Feito sonâmbulo, vagueio a cada canto da casa em busca de uma paz sequestrada pelos invasores da noite. Os verdadeiros e legítimos proprietários dos meus bens. Os donos da minha colheita, embora esses, ao contrário dos midianitas, suas incursões são feitas na calada da noite.
Enquanto reina uma atmosfera de pânico para uns, para outros é um amanhecer anunciado pelos corvos, num sinal de que se aproxima a hora. É o sentido inverso das missões, pois enquanto uns, recolhem, outros, se equipam para a missão. Como é dito em Juízes 6:5 “Com efeito, vinham eles e seus rebanhos, com as suas tendas chegavam numerosos com vasta nuvem de gafanhotos, eles e os seus camelos incontáveis; e entravam na terra para devastar.”
Devastando, os midianitas no meu bairro, semeiam terror e com ele, prosperam. Se profissionalizam no furto de bens e do sossego, revelam‐ se artistas neste filme de terror. O silêncio cúmplice das autoridades lhes fortifica, e o Gedeão desta vida revela‐ se ficção.
Mas igual aos filmes de terror, em que o suspense e o drama se confundem, os protagonistas dessas cenas são homens sem rostos. Dão corpo e vida ao roteiro, mas sem nomes e com identidades amputadas. Suas vozes são dubladas, não permitem reconhecimento de nenhuma natureza.
Em cada encenação desfilam a sua classe. Há tiro para tudo que é lado. Dispara- se, espanca‐ se, com as suas barbaridades memórias entram em colapso, quase sempre nada por apontar.
Ao mísero povo cabe-lhe o silêncio. Não se pode dar ao privilégio de soltar um grunhido de reclamação. Mesmo que o fizesse, a culpa morre sempre solteira. Sem vestígios da munição, os tiros são o único cenário daquele evento.
Nunca o cheiro de pólvora foi tão familiar no Bairro Nyerere. Cantamos e dançamos ao som do bailado dos tiros da madrugada. O nosso sacrifício é saciar os apetites dos midianitas dessa terra. Nossos sonhos são hipotecados a favor dos planos de agentes do turno da madrugada.
Condenados à própria sorte passamos de tudo nessa terra. Quando os tiros fingem trégua há sumiços de parte da minha gente. E cada um desses episódios, lembram‐nos que somos pobres demais para anseiam pela paz. E, nessa condição, os jornais tornaram‐ se analfabetos para escrever, a rádio anda muda, as TVS são elitistas demais para reportar essa matéria.
Vivemos engaiolados, onde casas se transformaram em celas, mas é tudo em vão, os midianitas têm entradas triunfais, de fazer inveja às escoltas mais exigentes. Destemidos e ousados, às vezes, anunciam o espectáculo através do festival de munições, cuja proveniência ninguém se atreve a questionar.

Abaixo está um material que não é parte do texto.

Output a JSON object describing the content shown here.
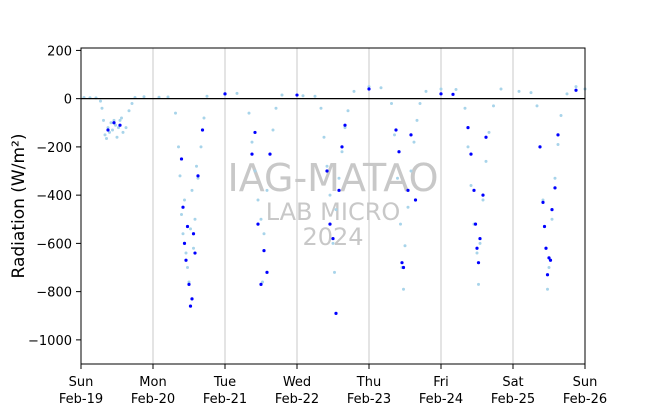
{
  "chart_data": {
    "type": "scatter",
    "title": "",
    "xlabel": "",
    "ylabel": "Radiation (W/m²)",
    "ylim": [
      -1100,
      210
    ],
    "xlim": [
      "2024-02-19",
      "2024-02-26"
    ],
    "yticks": [
      200,
      0,
      -200,
      -400,
      -600,
      -800,
      -1000
    ],
    "ytick_labels": [
      "200",
      "0",
      "−200",
      "−400",
      "−600",
      "−800",
      "−1000"
    ],
    "xticks": [
      {
        "date": "2024-02-19",
        "line1": "Sun",
        "line2": "Feb-19"
      },
      {
        "date": "2024-02-20",
        "line1": "Mon",
        "line2": "Feb-20"
      },
      {
        "date": "2024-02-21",
        "line1": "Tue",
        "line2": "Feb-21"
      },
      {
        "date": "2024-02-22",
        "line1": "Wed",
        "line2": "Feb-22"
      },
      {
        "date": "2024-02-23",
        "line1": "Thu",
        "line2": "Feb-23"
      },
      {
        "date": "2024-02-24",
        "line1": "Fri",
        "line2": "Feb-24"
      },
      {
        "date": "2024-02-25",
        "line1": "Sat",
        "line2": "Feb-25"
      },
      {
        "date": "2024-02-26",
        "line1": "Sun",
        "line2": "Feb-26"
      }
    ],
    "grid": "vertical",
    "zero_line": true,
    "watermark": [
      "IAG-MATAO",
      "LAB MICRO",
      "2024"
    ],
    "series": [
      {
        "color": "#a8d4ea",
        "points": [
          [
            "2024-02-19 01:00",
            5
          ],
          [
            "2024-02-19 03:00",
            4
          ],
          [
            "2024-02-19 05:00",
            3
          ],
          [
            "2024-02-19 06:30",
            -10
          ],
          [
            "2024-02-19 07:00",
            -40
          ],
          [
            "2024-02-19 07:30",
            -90
          ],
          [
            "2024-02-19 08:00",
            -150
          ],
          [
            "2024-02-19 08:30",
            -165
          ],
          [
            "2024-02-19 09:00",
            -120
          ],
          [
            "2024-02-19 09:30",
            -140
          ],
          [
            "2024-02-19 10:00",
            -100
          ],
          [
            "2024-02-19 10:30",
            -130
          ],
          [
            "2024-02-19 11:00",
            -90
          ],
          [
            "2024-02-19 11:30",
            -110
          ],
          [
            "2024-02-19 12:00",
            -160
          ],
          [
            "2024-02-19 12:30",
            -120
          ],
          [
            "2024-02-19 13:00",
            -90
          ],
          [
            "2024-02-19 13:30",
            -80
          ],
          [
            "2024-02-19 14:00",
            -140
          ],
          [
            "2024-02-19 15:00",
            -120
          ],
          [
            "2024-02-19 16:00",
            -50
          ],
          [
            "2024-02-19 17:00",
            -20
          ],
          [
            "2024-02-19 18:00",
            5
          ],
          [
            "2024-02-19 21:00",
            8
          ],
          [
            "2024-02-20 02:00",
            6
          ],
          [
            "2024-02-20 05:00",
            7
          ],
          [
            "2024-02-20 07:30",
            -60
          ],
          [
            "2024-02-20 08:30",
            -200
          ],
          [
            "2024-02-20 09:00",
            -320
          ],
          [
            "2024-02-20 09:30",
            -480
          ],
          [
            "2024-02-20 10:00",
            -560
          ],
          [
            "2024-02-20 10:30",
            -420
          ],
          [
            "2024-02-20 11:00",
            -640
          ],
          [
            "2024-02-20 11:30",
            -700
          ],
          [
            "2024-02-20 12:00",
            -760
          ],
          [
            "2024-02-20 12:30",
            -540
          ],
          [
            "2024-02-20 13:00",
            -380
          ],
          [
            "2024-02-20 13:30",
            -620
          ],
          [
            "2024-02-20 14:00",
            -500
          ],
          [
            "2024-02-20 14:30",
            -280
          ],
          [
            "2024-02-20 15:00",
            -330
          ],
          [
            "2024-02-20 16:00",
            -200
          ],
          [
            "2024-02-20 17:00",
            -80
          ],
          [
            "2024-02-20 18:00",
            10
          ],
          [
            "2024-02-21 00:00",
            18
          ],
          [
            "2024-02-21 04:00",
            22
          ],
          [
            "2024-02-21 08:00",
            -60
          ],
          [
            "2024-02-21 09:00",
            -180
          ],
          [
            "2024-02-21 10:00",
            -300
          ],
          [
            "2024-02-21 11:00",
            -420
          ],
          [
            "2024-02-21 12:00",
            -500
          ],
          [
            "2024-02-21 12:30",
            -760
          ],
          [
            "2024-02-21 13:00",
            -560
          ],
          [
            "2024-02-21 14:00",
            -380
          ],
          [
            "2024-02-21 15:00",
            -230
          ],
          [
            "2024-02-21 16:00",
            -130
          ],
          [
            "2024-02-21 17:00",
            -40
          ],
          [
            "2024-02-21 19:00",
            15
          ],
          [
            "2024-02-22 02:00",
            12
          ],
          [
            "2024-02-22 06:00",
            10
          ],
          [
            "2024-02-22 08:00",
            -40
          ],
          [
            "2024-02-22 09:00",
            -160
          ],
          [
            "2024-02-22 10:00",
            -280
          ],
          [
            "2024-02-22 11:00",
            -400
          ],
          [
            "2024-02-22 12:00",
            -600
          ],
          [
            "2024-02-22 12:30",
            -720
          ],
          [
            "2024-02-22 13:00",
            -460
          ],
          [
            "2024-02-22 14:00",
            -330
          ],
          [
            "2024-02-22 15:00",
            -220
          ],
          [
            "2024-02-22 16:00",
            -120
          ],
          [
            "2024-02-22 17:00",
            -50
          ],
          [
            "2024-02-22 19:00",
            30
          ],
          [
            "2024-02-23 00:00",
            50
          ],
          [
            "2024-02-23 04:00",
            45
          ],
          [
            "2024-02-23 07:30",
            -20
          ],
          [
            "2024-02-23 08:30",
            -150
          ],
          [
            "2024-02-23 09:30",
            -330
          ],
          [
            "2024-02-23 10:30",
            -520
          ],
          [
            "2024-02-23 11:00",
            -700
          ],
          [
            "2024-02-23 11:30",
            -790
          ],
          [
            "2024-02-23 12:00",
            -610
          ],
          [
            "2024-02-23 13:00",
            -450
          ],
          [
            "2024-02-23 14:00",
            -300
          ],
          [
            "2024-02-23 15:00",
            -180
          ],
          [
            "2024-02-23 16:00",
            -90
          ],
          [
            "2024-02-23 17:00",
            -20
          ],
          [
            "2024-02-23 19:00",
            30
          ],
          [
            "2024-02-24 00:00",
            40
          ],
          [
            "2024-02-24 05:00",
            38
          ],
          [
            "2024-02-24 08:00",
            -40
          ],
          [
            "2024-02-24 09:00",
            -200
          ],
          [
            "2024-02-24 10:00",
            -360
          ],
          [
            "2024-02-24 11:00",
            -520
          ],
          [
            "2024-02-24 12:00",
            -640
          ],
          [
            "2024-02-24 12:30",
            -770
          ],
          [
            "2024-02-24 13:00",
            -600
          ],
          [
            "2024-02-24 14:00",
            -420
          ],
          [
            "2024-02-24 15:00",
            -260
          ],
          [
            "2024-02-24 16:00",
            -140
          ],
          [
            "2024-02-24 17:30",
            -30
          ],
          [
            "2024-02-24 20:00",
            40
          ],
          [
            "2024-02-25 02:00",
            30
          ],
          [
            "2024-02-25 06:00",
            25
          ],
          [
            "2024-02-25 08:00",
            -30
          ],
          [
            "2024-02-25 09:00",
            -200
          ],
          [
            "2024-02-25 10:00",
            -420
          ],
          [
            "2024-02-25 11:00",
            -620
          ],
          [
            "2024-02-25 11:30",
            -790
          ],
          [
            "2024-02-25 12:00",
            -700
          ],
          [
            "2024-02-25 13:00",
            -500
          ],
          [
            "2024-02-25 14:00",
            -330
          ],
          [
            "2024-02-25 15:00",
            -190
          ],
          [
            "2024-02-25 16:00",
            -70
          ],
          [
            "2024-02-25 18:00",
            20
          ],
          [
            "2024-02-25 21:00",
            50
          ],
          [
            "2024-02-26 00:00",
            40
          ]
        ]
      },
      {
        "color": "#0000ff",
        "points": [
          [
            "2024-02-19 09:00",
            -130
          ],
          [
            "2024-02-19 11:00",
            -100
          ],
          [
            "2024-02-19 13:00",
            -110
          ],
          [
            "2024-02-20 09:30",
            -250
          ],
          [
            "2024-02-20 10:00",
            -450
          ],
          [
            "2024-02-20 10:30",
            -600
          ],
          [
            "2024-02-20 11:00",
            -670
          ],
          [
            "2024-02-20 11:30",
            -530
          ],
          [
            "2024-02-20 12:00",
            -770
          ],
          [
            "2024-02-20 12:30",
            -860
          ],
          [
            "2024-02-20 13:00",
            -830
          ],
          [
            "2024-02-20 13:30",
            -560
          ],
          [
            "2024-02-20 14:00",
            -640
          ],
          [
            "2024-02-20 15:00",
            -320
          ],
          [
            "2024-02-20 16:30",
            -130
          ],
          [
            "2024-02-21 09:00",
            -230
          ],
          [
            "2024-02-21 10:00",
            -140
          ],
          [
            "2024-02-21 11:00",
            -520
          ],
          [
            "2024-02-21 12:00",
            -770
          ],
          [
            "2024-02-21 13:00",
            -630
          ],
          [
            "2024-02-21 14:00",
            -720
          ],
          [
            "2024-02-21 15:00",
            -230
          ],
          [
            "2024-02-22 10:00",
            -300
          ],
          [
            "2024-02-22 11:00",
            -520
          ],
          [
            "2024-02-22 12:00",
            -580
          ],
          [
            "2024-02-22 13:00",
            -890
          ],
          [
            "2024-02-22 14:00",
            -380
          ],
          [
            "2024-02-22 15:00",
            -200
          ],
          [
            "2024-02-22 16:00",
            -110
          ],
          [
            "2024-02-23 09:00",
            -130
          ],
          [
            "2024-02-23 10:00",
            -220
          ],
          [
            "2024-02-23 11:00",
            -680
          ],
          [
            "2024-02-23 11:30",
            -700
          ],
          [
            "2024-02-23 13:00",
            -380
          ],
          [
            "2024-02-23 14:00",
            -150
          ],
          [
            "2024-02-23 15:30",
            -420
          ],
          [
            "2024-02-24 09:00",
            -120
          ],
          [
            "2024-02-24 10:00",
            -230
          ],
          [
            "2024-02-24 11:00",
            -380
          ],
          [
            "2024-02-24 11:30",
            -520
          ],
          [
            "2024-02-24 12:00",
            -620
          ],
          [
            "2024-02-24 12:30",
            -680
          ],
          [
            "2024-02-24 13:00",
            -580
          ],
          [
            "2024-02-24 14:00",
            -400
          ],
          [
            "2024-02-24 15:00",
            -160
          ],
          [
            "2024-02-25 09:00",
            -200
          ],
          [
            "2024-02-25 10:00",
            -430
          ],
          [
            "2024-02-25 10:30",
            -530
          ],
          [
            "2024-02-25 11:00",
            -620
          ],
          [
            "2024-02-25 11:30",
            -730
          ],
          [
            "2024-02-25 12:00",
            -660
          ],
          [
            "2024-02-25 12:30",
            -670
          ],
          [
            "2024-02-25 13:00",
            -460
          ],
          [
            "2024-02-25 14:00",
            -370
          ],
          [
            "2024-02-25 15:00",
            -150
          ],
          [
            "2024-02-21 00:00",
            20
          ],
          [
            "2024-02-22 00:00",
            15
          ],
          [
            "2024-02-23 00:00",
            40
          ],
          [
            "2024-02-24 00:00",
            20
          ],
          [
            "2024-02-24 04:00",
            18
          ],
          [
            "2024-02-25 21:00",
            35
          ]
        ]
      }
    ]
  }
}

A primeira temporada do “Bailado de tiros no meu Bairro”, data de 2016, e resultou de assaltos às casas de agentes económicos. Quando, numa só VOZ, várias ecoaram, não houve munição que os calasse. Perto de uma década depois, na segunda temporada, a História condenará os covardes, inclusive todas as vítimas da suspeita de síndrome de Estocolmo.